Fatal and disfiguring injuries severe enough to be logged by ANIMALS 24-7 came to 7.5% of the insurance claims.
But many of the most severe dog attacks logged by ANIMALS 24-7 involve uninsured owners––and because those owners are not insured, the cost of treating the injuries inflicted by their dogs is not included in the Insurance Information Institute figures.
Of the 18 largest court awards for dog attack damages documented in the ANIMALS 24-7 files since 2010, four involved uninsured owners, from whom collecting the awards will probably never be possible, not least because two of those owners went to prison for negligent homicide.
Despite omitting uninsured damage awards, the official Dog Bite Prevention Week media release documented an 85.8% increase in total payout for dog attacks since 2003, and a 73.4% increase in the average payout per claim, despite only a 7.1% increase in the number of claims filed.
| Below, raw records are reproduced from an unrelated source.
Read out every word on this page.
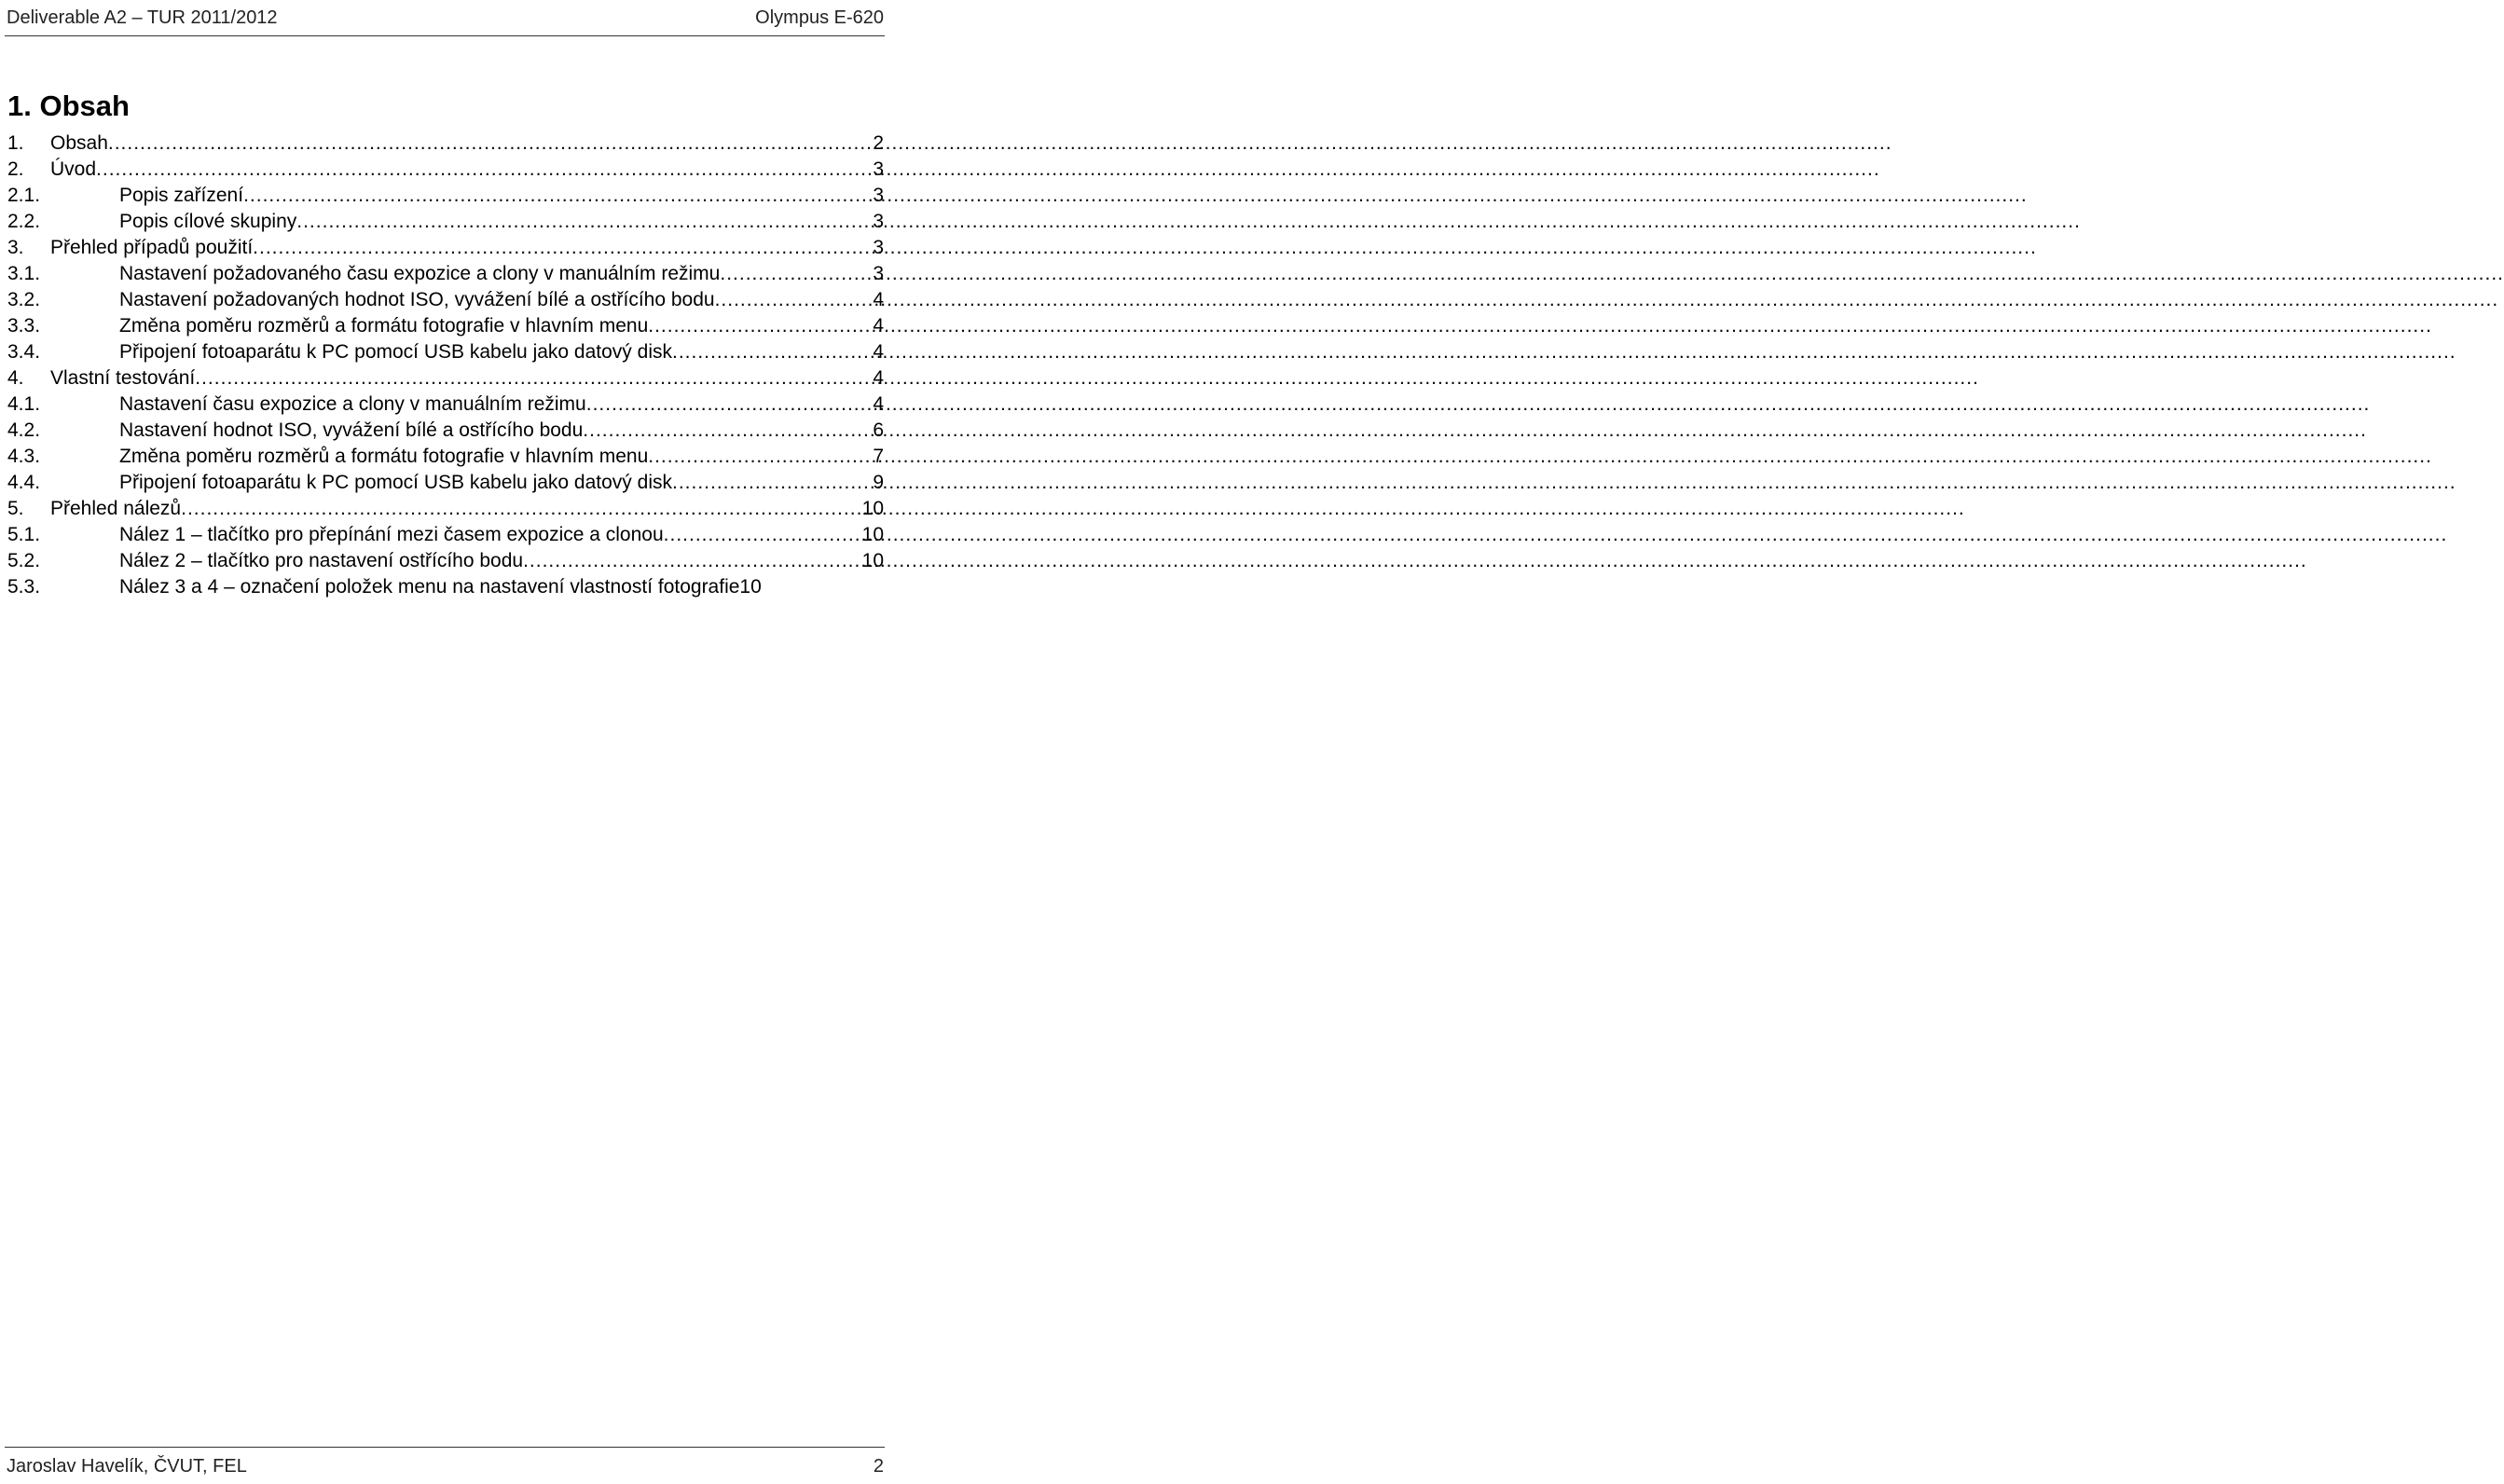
Deliverable A2 – TUR 2011/2012	Olympus E-620
1. Obsah
1.	Obsah .....	2
2.	Úvod .....	3
2.1.	Popis zařízení .....	3
2.2.	Popis cílové skupiny .....	3
3.	Přehled případů použití .....	3
3.1.	Nastavení požadovaného času expozice a clony v manuálním režimu .....	3
3.2.	Nastavení požadovaných hodnot ISO, vyvážení bílé a ostřícího bodu .....	4
3.3.	Změna poměru rozměrů a formátu fotografie v hlavním menu .....	4
3.4.	Připojení fotoaparátu k PC pomocí USB kabelu jako datový disk .....	4
4.	Vlastní testování .....	4
4.1.	Nastavení času expozice a clony v manuálním režimu .....	4
4.2.	Nastavení hodnot ISO, vyvážení bílé a ostřícího bodu .....	6
4.3.	Změna poměru rozměrů a formátu fotografie v hlavním menu .....	7
4.4.	Připojení fotoaparátu k PC pomocí USB kabelu jako datový disk .....	9
5.	Přehled nálezů .....	10
5.1.	Nález 1 – tlačítko pro přepínání mezi časem expozice a clonou .....	10
5.2.	Nález 2 – tlačítko pro nastavení ostřícího bodu .....	10
5.3.	Nález 3 a 4 – označení položek menu na nastavení vlastností fotografie 10
Jaroslav Havelík, ČVUT, FEL	2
In other words, dog attacks are becoming markedly more severe, according to the insurance data, coinciding with an increase from 86 to 725 in the number of pit bulls involved in fatal and disfiguring attacks over the same years, as logged by ANIMALS 24-7, including an increase in pit bull-inflicted fatalities from six to a five-year average of 31, and an increase in pit bull-inflicted disfigurements from 54 to 574.
One mention of pit bulls
The official Dog Bite Prevention Week media release did make one mention of pit bulls: “Dog attacks on postal workers rose last year to 6,755, up 206 from the previous year and the highest in three decades, as internet shopping booms and consumers increasingly demand seven-day-a-week package delivery and groceries dropped at their doorstep. The high for attacks dated back to the 1980s, at more than 7,000, before maulings by pit bulls and other potentially aggressive dogs became a public issue.”
Barely half the dogs in the U.S. were sterilized then, while many still ran free most of the time. Pit bulls, however, were under 2% of the dog population, compared to 5% today.